Matt Mullenweg claims that WP Engine does not contribute enough to the WordPress ecosystem. He has also raised concerns about WP Engine’s use of the word “WordPress” and has written about his years long attempt to get WP Engine to pay a “fair share” back into the WordPress open source project. On the September 20, 2024 Matt Mullenweg publicy denounced WP Engine at the United States WordCamp conference, after WP Engine declined to agree to his demands for $30 million dollars.
WP Engine sued Automattic and Matt Mullenweg in federal court, obtaining a preliminary injunction that required Automattic and Mullenweg to restore WP Engine’s access to WordPress.org, the plugin repository, logins and to remove a WP Engine customer list from a website Mullenweg created to encourage customers to leave WP Engine.
There is some history of Mullenweg engaging in disputes related to GPL licensing of code and trademarks. In 2010 Mullenweg rightfully challenged Chris Pearson and his theme company Thesis over software licensing. Chris Pearson himself has acknowledged that he was ignorant at the time about software licensing.
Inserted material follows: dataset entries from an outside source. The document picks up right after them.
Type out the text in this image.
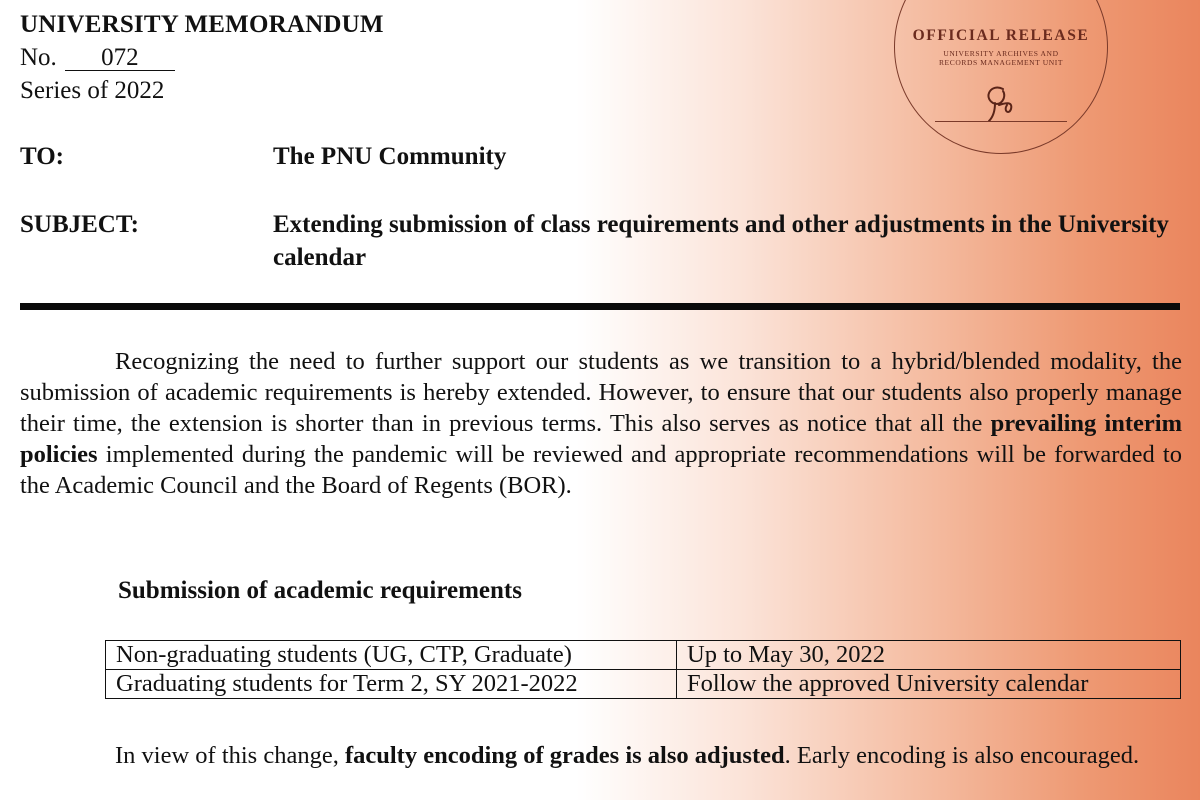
UNIVERSITY MEMORANDUM
No.	072
Series of 2022
OFFICIAL RELEASE
UNIVERSITY ARCHIVES AND
RECORDS MANAGEMENT UNIT
TO:	The PNU Community
SUBJECT:	Extending submission of class requirements and other adjustments in the University calendar
Recognizing the need to further support our students as we transition to a hybrid/blended modality, the submission of academic requirements is hereby extended. However, to ensure that our students also properly manage their time, the extension is shorter than in previous terms. This also serves as notice that all the prevailing interim policies implemented during the pandemic will be reviewed and appropriate recommendations will be forwarded to the Academic Council and the Board of Regents (BOR).
Submission of academic requirements
Non-graduating students (UG, CTP, Graduate)	Up to May 30, 2022
Graduating students for Term 2, SY 2021-2022	Follow the approved University calendar
In view of this change, faculty encoding of grades is also adjusted. Early encoding is also encouraged.
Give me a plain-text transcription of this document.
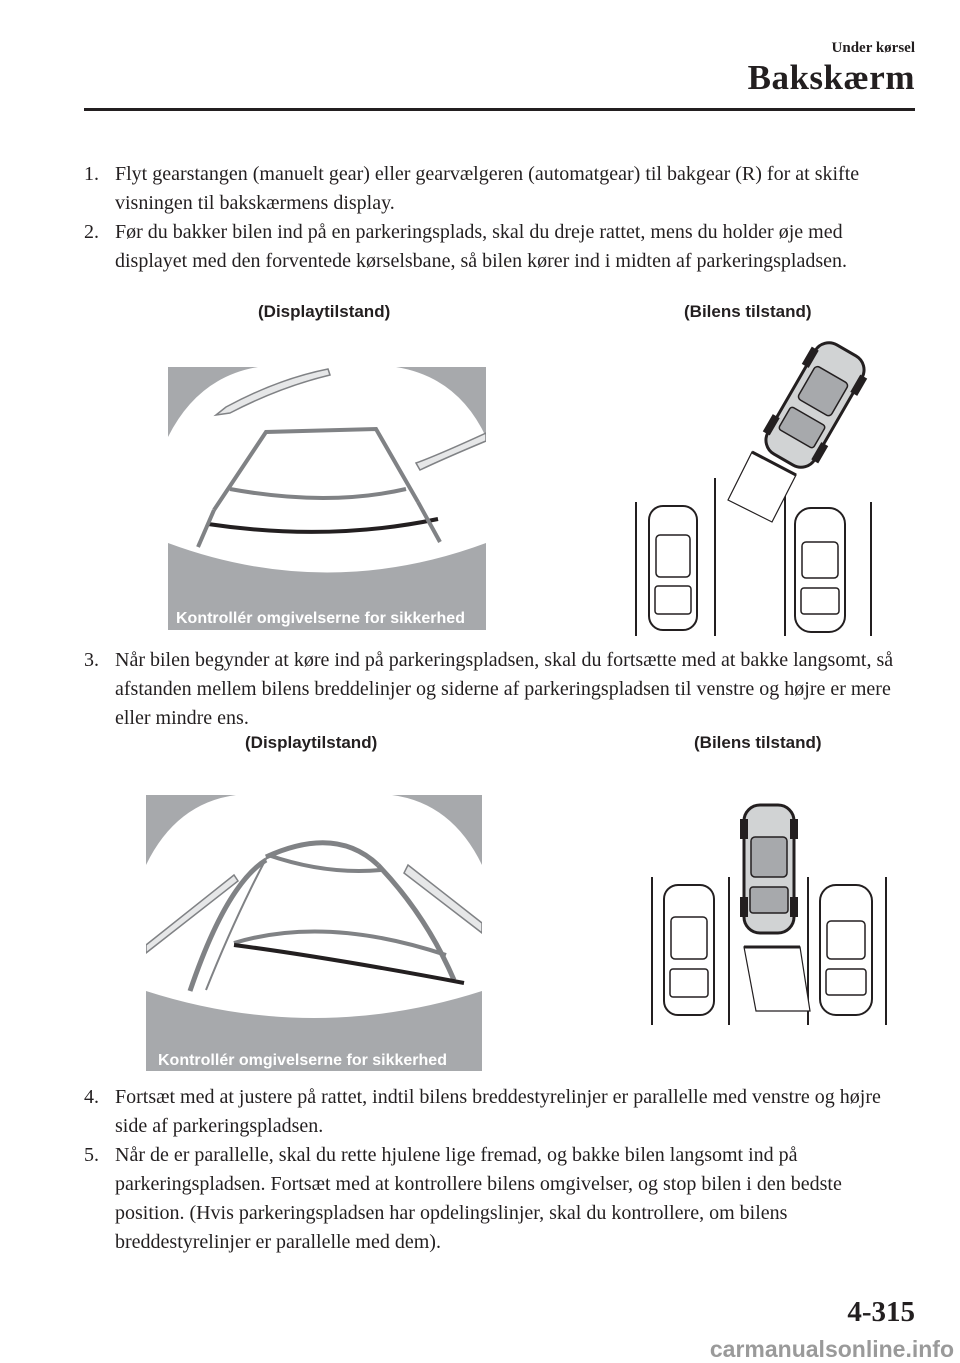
Under kørsel
Bakskærm
1. Flyt gearstangen (manuelt gear) eller gearvælgeren (automatgear) til bakgear (R) for at skifte visningen til bakskærmens display.
2. Før du bakker bilen ind på en parkeringsplads, skal du dreje rattet, mens du holder øje med displayet med den forventede kørselsbane, så bilen kører ind i midten af parkeringspladsen.
(Displaytilstand)	(Bilens tilstand)
Kontrollér omgivelserne for sikkerhed
3. Når bilen begynder at køre ind på parkeringspladsen, skal du fortsætte med at bakke langsomt, så afstanden mellem bilens breddelinjer og siderne af parkeringspladsen til venstre og højre er mere eller mindre ens.
(Displaytilstand)	(Bilens tilstand)
Kontrollér omgivelserne for sikkerhed
4. Fortsæt med at justere på rattet, indtil bilens breddestyrelinjer er parallelle med venstre og højre side af parkeringspladsen.
5. Når de er parallelle, skal du rette hjulene lige fremad, og bakke bilen langsomt ind på parkeringspladsen. Fortsæt med at kontrollere bilens omgivelser, og stop bilen i den bedste position. (Hvis parkeringspladsen har opdelingslinjer, skal du kontrollere, om bilens breddestyrelinjer er parallelle med dem).
4-315
carmanualsonline.info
Mullenweg escalated his dispute with Pearson by offering Thesis customers any premium theme of their choice in exchange for abandoning their use of the Thesis them. These disputes caused Pearson to lose a significant amount of business and gain a negative perception in the WordPress community, which he described in a blog post:
“…I was woefully ignorant about software licensing, and I felt as though I was being backed into a corner and asked to accept something I didn’t fully understand. Instead of handling it in a measured, polite manner, I was a jerk.
I made a mistake, and I paid dearly for it.The WordPress community’s reaction towards me was incredibly negative, but on top of that, Matt did whatever he could to further damage what was left of my business. His most blatant effort in this regard was making a public offer to buy Thesis customers the premium, GPL-licensed Theme of their choice if they quit using Thesis.”
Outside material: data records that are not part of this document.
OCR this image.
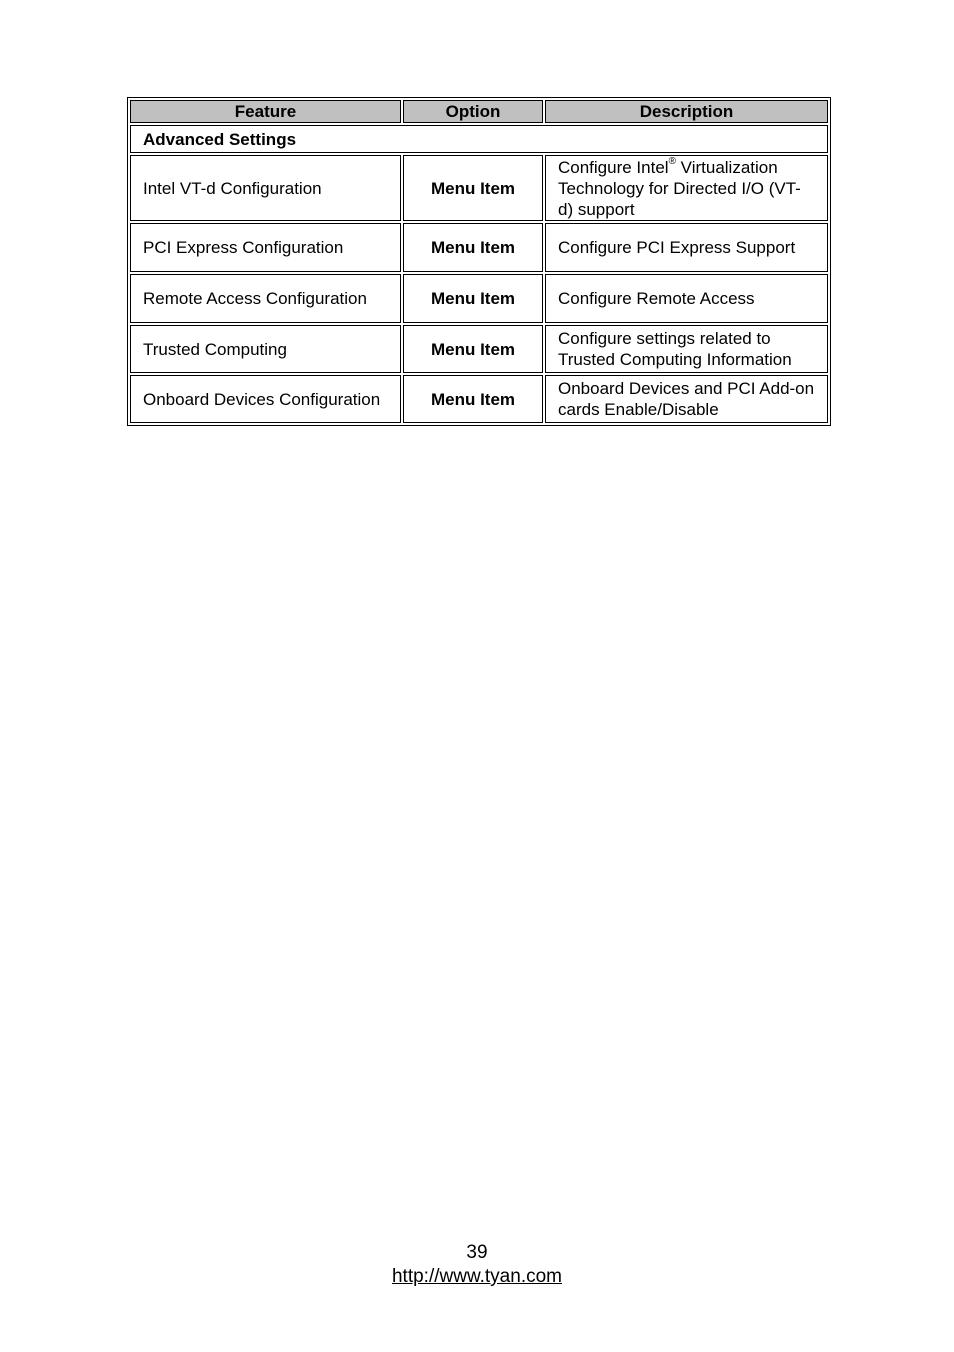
Feature	Option	Description
Advanced Settings		
Intel VT-d Configuration	Menu Item	Configure Intel® Virtualization Technology for Directed I/O (VT-d) support
PCI Express Configuration	Menu Item	Configure PCI Express Support
Remote Access Configuration	Menu Item	Configure Remote Access
Trusted Computing	Menu Item	Configure settings related to Trusted Computing Information
Onboard Devices Configuration	Menu Item	Onboard Devices and PCI Add-on cards Enable/Disable
39
http://www.tyan.com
Three years later Mullenweg purchased the Thesis.com domain name which began another dispute with Pearson that Mullenweg also won. His motivation for going after the Thesis.com domain name was never fully acknowledged but the WordPress community largely understood it as “retribution” against Pearson.
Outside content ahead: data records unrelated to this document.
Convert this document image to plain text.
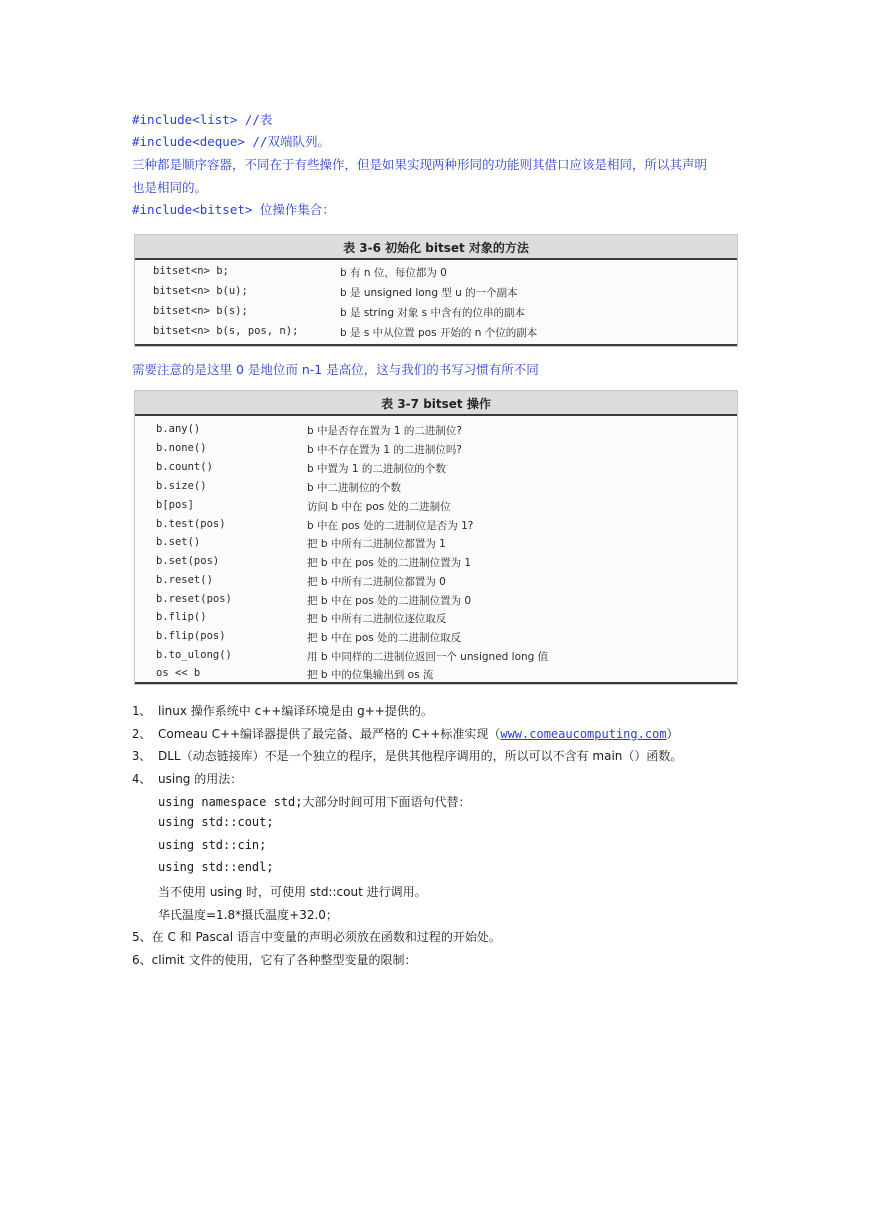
#include<list> //表
#include<deque> //双端队列。
三种都是顺序容器，不同在于有些操作，但是如果实现两种形同的功能则其借口应该是相同，所以其声明
也是相同的。
#include<bitset> 位操作集合：
表 3-6 初始化 bitset 对象的方法
bitset<n> b;	b 有 n 位，每位都为 0
bitset<n> b(u);	b 是 unsigned long 型 u 的一个副本
bitset<n> b(s);	b 是 string 对象 s 中含有的位串的副本
bitset<n> b(s, pos, n);	b 是 s 中从位置 pos 开始的 n 个位的副本
需要注意的是这里 0 是地位而 n-1 是高位，这与我们的书写习惯有所不同
表 3-7 bitset 操作
b.any()	b 中是否存在置为 1 的二进制位?
b.none()	b 中不存在置为 1 的二进制位吗?
b.count()	b 中置为 1 的二进制位的个数
b.size()	b 中二进制位的个数
b[pos]	访问 b 中在 pos 处的二进制位
b.test(pos)	b 中在 pos 处的二进制位是否为 1?
b.set()	把 b 中所有二进制位都置为 1
b.set(pos)	把 b 中在 pos 处的二进制位置为 1
b.reset()	把 b 中所有二进制位都置为 0
b.reset(pos)	把 b 中在 pos 处的二进制位置为 0
b.flip()	把 b 中所有二进制位逐位取反
b.flip(pos)	把 b 中在 pos 处的二进制位取反
b.to_ulong()	用 b 中同样的二进制位返回一个 unsigned long 值
os << b	把 b 中的位集输出到 os 流
1、 linux 操作系统中 c++编译环境是由 g++提供的。
2、 Comeau C++编译器提供了最完备、最严格的 C++标准实现（www.comeaucomputing.com）
3、 DLL（动态链接库）不是一个独立的程序，是供其他程序调用的，所以可以不含有 main（）函数。
4、 using 的用法：
using namespace std;大部分时间可用下面语句代替：
using std::cout;
using std::cin;
using std::endl;
当不使用 using 时，可使用 std::cout 进行调用。
华氏温度=1.8*摄氏温度+32.0；
5、在 C 和 Pascal 语言中变量的声明必须放在函数和过程的开始处。
6、climit 文件的使用，它有了各种整型变量的限制：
The comments in a WP Tavern report about Automattic were largely negative, with one person’s comment representative of the negative sentiment:
“I don’t think anyone is saying what Automattic did was illegal, they’re saying it was unethical.
It’s possible to be a jerk without breaking the law, but that doesn’t make it acceptable behavior.”
In 2016 Matt Mullenweg initiated a dispute with Wix in relation to GPL licensing. Wix’s CEO responded with his own blog post showing how Wix had contributed over 224 open source projects, writing:
“Yes, we did use the WordPress open source library for a minor part of the application (that is the concept of open source right?), and everything we improved there or modified, we submitted back as open source, see here in this link – you should check it out, pretty cool way of using it on mobile native. I really think you guys can use it with your app (and it is open source, so you are welcome to use it for free). And, by the way, the part that we used was in fact developed by another and modified by you.”
Wix eventually removed the disputed code from their mobile app.
The court’s ruling emphasizes the importance of adherence to legal agreements within the WordPress ecosystem. WP Engine’s victory may bolster its chances of prevailing in the ongoing federal lawsuit. Automattic’s to their loss signals their intention to challenge the outcome during a full trial, stating:
“We look forward to prevailing at trial as we continue to protect the open-source ecosystem during full-fact discovery and a full review of the merits.”
Matt Mullenweg continues to provoke WP Engine, only this time using humor. Automattic removed a checkmark from the WordPress.org login page that previously required users to affirm that they are not associated with WP Engine. Today there’s a checkbox asking users to affirm that pineapple on pizza is delicious.